Tony Blair has criticised the European Union’s short-lived move to override the Brexit deal on Northern Ireland under its vaccine export controls as a ‘very foolish’ move that jeopardised the peace process.
The former prime minister, a vocal supporter of the UK remaining in the bloc, said Brussels’ action in triggering Article 16 of the Northern Ireland Protocol to control the movement of coronavirus jabs had been ‘unacceptable’.
The EU backtracked on the move, imposed unilaterally as it faces shortfalls on vaccine supplies, after facing universal criticism from London, Dublin and Belfast.
Asked if the move was irresponsible, the Labour grandee told Sky’s Sophy Ridge on Sunday: ‘Yes, it was a very foolish thing to do and fortunately they withdrew it very quickly.

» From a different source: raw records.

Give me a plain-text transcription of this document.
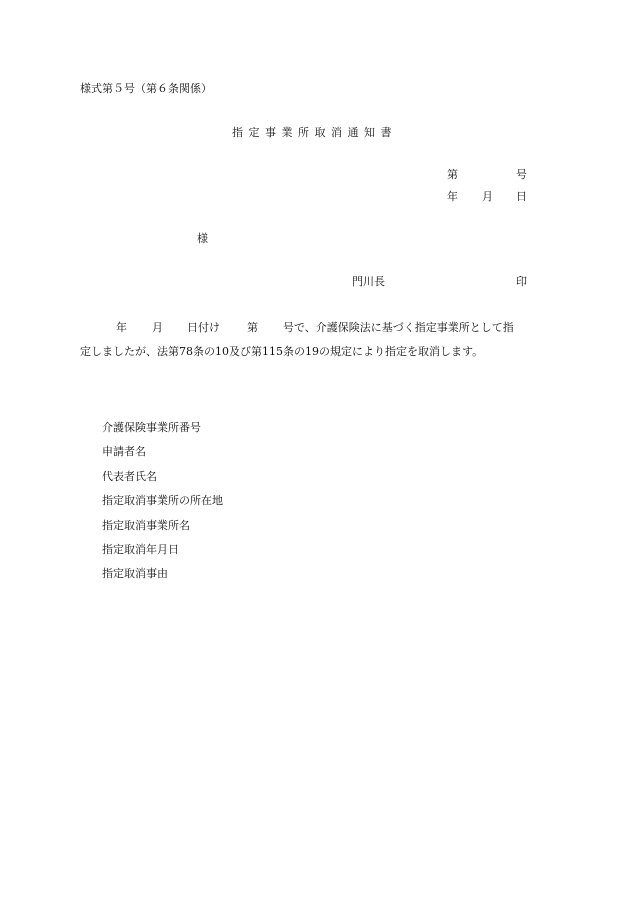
様式第５号（第６条関係）
指定事業所取消通知書
第	号
年 月 日
様
門川長	印
年 月 日付け 第 号で、介護保険法に基づく指定事業所として指
定しましたが、法第78条の10及び第115条の19の規定により指定を取消します。
介護保険事業所番号
申請者名
代表者氏名
指定取消事業所の所在地
指定取消事業所名
指定取消年月日
指定取消事由
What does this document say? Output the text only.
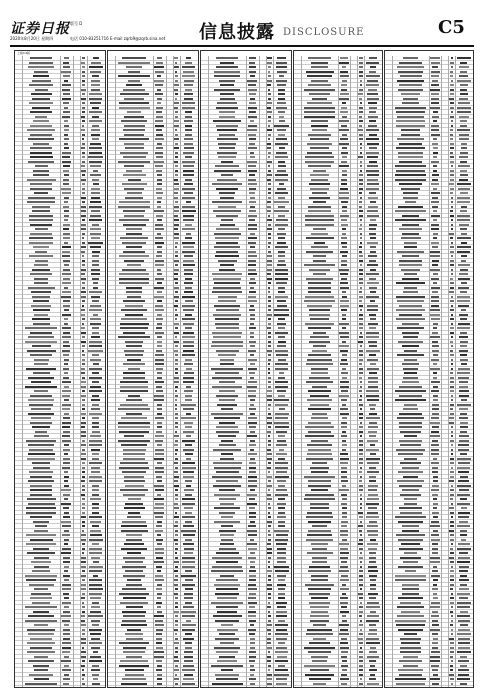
证券日报 版号 D
2020年8月20日 星期四	电话 010-83251716 E-mail zqrb9@zqrb.sina.net 信息披露 DISCLOSURE	C5
上接C4版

‘I was somebody who negotiated the Good Friday Agreement, it’s brought peace to the island of Ireland and it is absolutely vital that we protect it and that’s why what the European Commission did was unacceptable but, as you say, fortunately they withdrew it very quickly.’
Ministers have also expressed confidence that the EU will not block vaccines entering the UK, after the two sides agreed to a ‘reset’ in relations to de-escalate tensions.

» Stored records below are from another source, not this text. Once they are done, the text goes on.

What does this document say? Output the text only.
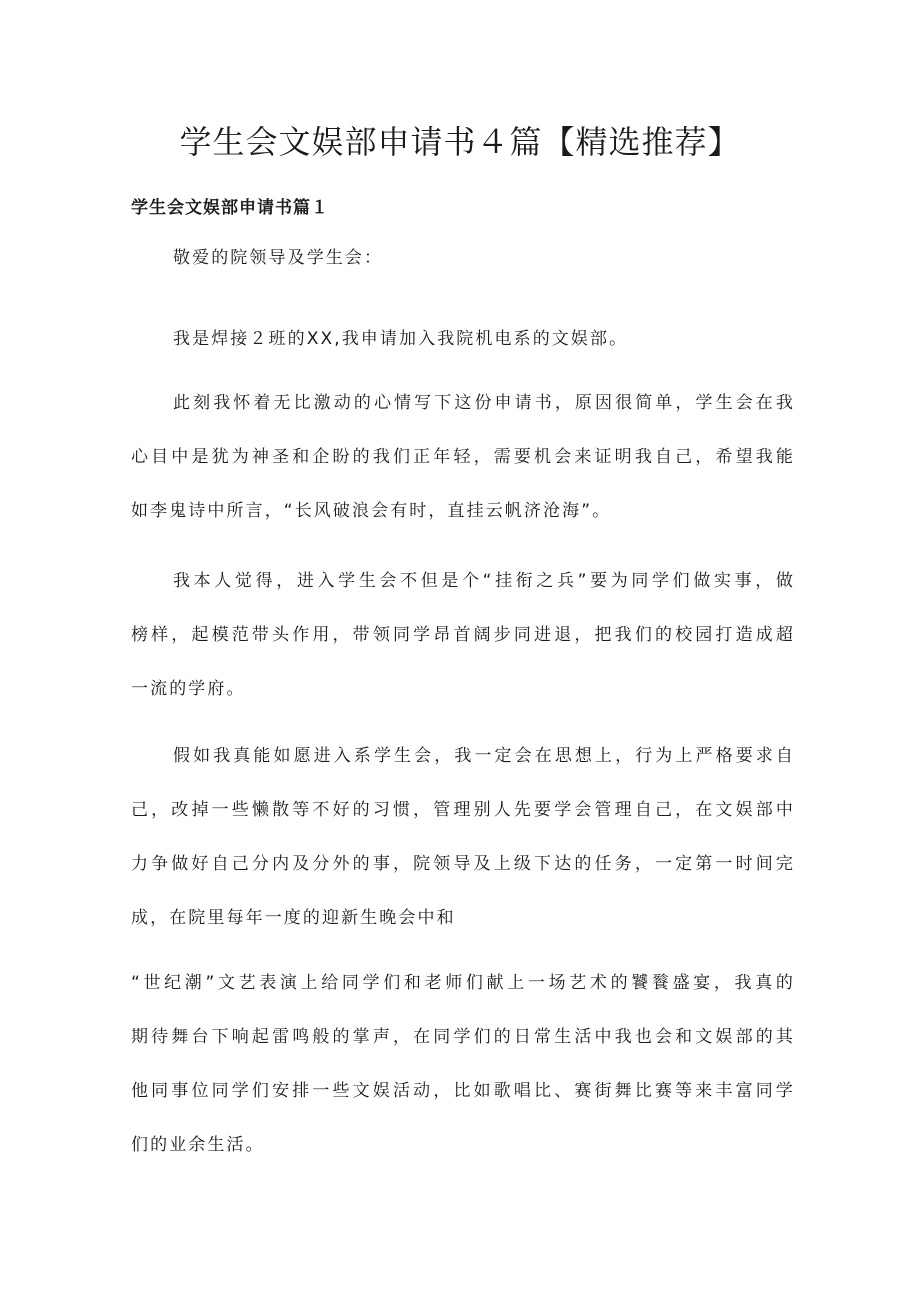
学生会文娱部申请书４篇【精选推荐】
学生会文娱部申请书篇１

敬爱的院领导及学生会：

我是焊接２班的XX,我申请加入我院机电系的文娱部。

此刻我怀着无比激动的心情写下这份申请书，原因很简单，学生会在我
心目中是犹为神圣和企盼的我们正年轻，需要机会来证明我自己，希望我能
如李鬼诗中所言，“长风破浪会有时，直挂云帆济沧海”。

我本人觉得，进入学生会不但是个“挂衔之兵”要为同学们做实事，做
榜样，起模范带头作用，带领同学昂首阔步同进退，把我们的校园打造成超
一流的学府。

假如我真能如愿进入系学生会，我一定会在思想上，行为上严格要求自
己，改掉一些懒散等不好的习惯，管理别人先要学会管理自己，在文娱部中
力争做好自己分内及分外的事，院领导及上级下达的任务，一定第一时间完
成，在院里每年一度的迎新生晚会中和

“世纪潮”文艺表演上给同学们和老师们献上一场艺术的饕餮盛宴，我真的
期待舞台下响起雷鸣般的掌声，在同学们的日常生活中我也会和文娱部的其
他同事位同学们安排一些文娱活动，比如歌唱比、赛街舞比赛等来丰富同学
们的业余生活。
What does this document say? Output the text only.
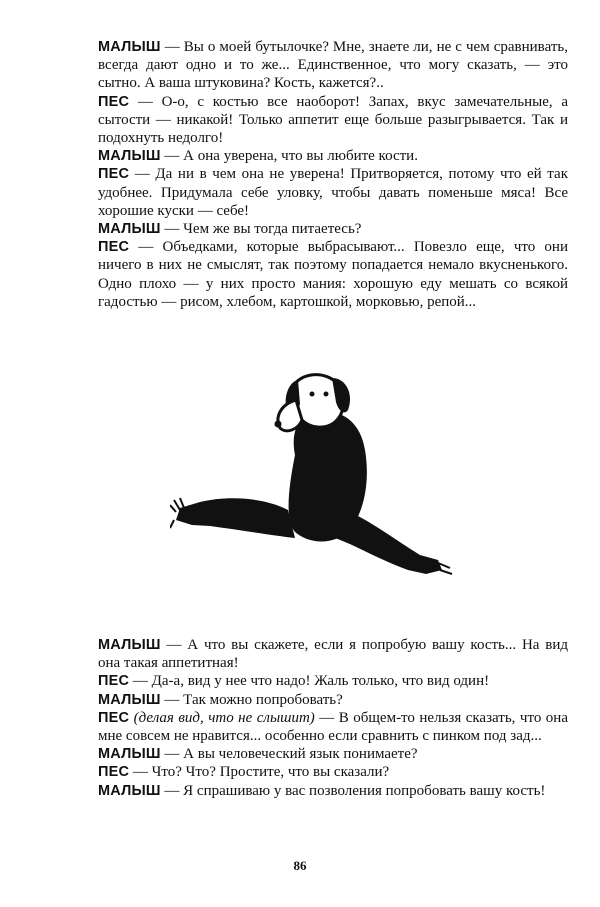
МАЛЫШ — Вы о моей бутылочке? Мне, знаете ли, не с чем сравнивать, всегда дают одно и то же... Единственное, что могу сказать, — это сытно. А ваша штуковина? Кость, кажется?..
ПЕС — О-о, с костью все наоборот! Запах, вкус замечательные, а сытости — никакой! Только аппетит еще больше разыгрывается. Так и подохнуть недолго!
МАЛЫШ — А она уверена, что вы любите кости.
ПЕС — Да ни в чем она не уверена! Притворяется, потому что ей так удобнее. Придумала себе уловку, чтобы давать поменьше мяса! Все хорошие куски — себе!
МАЛЫШ — Чем же вы тогда питаетесь?
ПЕС — Объедками, которые выбрасывают... Повезло еще, что они ничего в них не смыслят, так поэтому попадается немало вкусненького. Одно плохо — у них просто мания: хорошую еду мешать со всякой гадостью — рисом, хлебом, картошкой, морковью, репой...
МАЛЫШ — А что вы скажете, если я попробую вашу кость... На вид она такая аппетитная!
ПЕС — Да-а, вид у нее что надо! Жаль только, что вид один!
МАЛЫШ — Так можно попробовать?
ПЕС (делая вид, что не слышит) — В общем-то нельзя сказать, что она мне совсем не нравится... особенно если сравнить с пинком под зад...
МАЛЫШ — А вы человеческий язык понимаете?
ПЕС — Что? Что? Простите, что вы сказали?
МАЛЫШ — Я спрашиваю у вас позволения попробовать вашу кость!
86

Cabinet Office minister Michael Gove said the EU recognises it ‘made a mistake’ in its short-lived but widely-condemned move.
Foreign Secretary Dominic Raab said he was ‘reassured the EU has no desire to block suppliers fulfilling contracts for vaccine distribution to the UK’ after talks with European Commission executive vice-president Valdis Dombrovskis.
After Prime Minister Boris Johnson and Irish premier Micheal Martin held emergency talks with European Commission President Ursula von der Leyen, Mr Gove said vaccines from Pfizer and AstraZeneca are expected to be supplied to the UK as planned.
A compromise was struck to prevent a possible hard border with the Republic of Ireland after a flurry of diplomacy followed the EU’s surprise move to trigger Article 16 of the Northern Ireland Protocol.
The U-turn came after Brussels installed export controls and demanded British-manufactured AstraZeneca jabs, as the bloc is embroiled in a row over shortages from pharmaceutical giant AstraZeneca.
Mr Gove welcomed the EU having ‘stepped back’ from triggering the article, which Northern Ireland’s First Minister Arlene Foster described as an ‘incredible act of hostility’.
‘I think the European Union recognises that they made a mistake in triggering Article 16, which would have meant the re-imposition of a border on the island of Ireland,’ he told reporters.
‘I’ve spoken to the European Commission vice-president Maros Sefcovic about this and we both agreed that we need a reset, that we need to put the people of Northern Ireland first.’
The Cabinet minister said that the Government was ‘confident that we can proceed with our vaccine programmes exactly as planned’ after discussions between Mr Johnson and Ms von der Leyen.
It was understood vaccines crossing between the Republic and Northern Ireland will now be recorded in Dublin but will not be at risk of being blocked.
Despite criticism from the World Health Organisation, the EU is pushing ahead with imposing controls on vaccines manufactured within member states.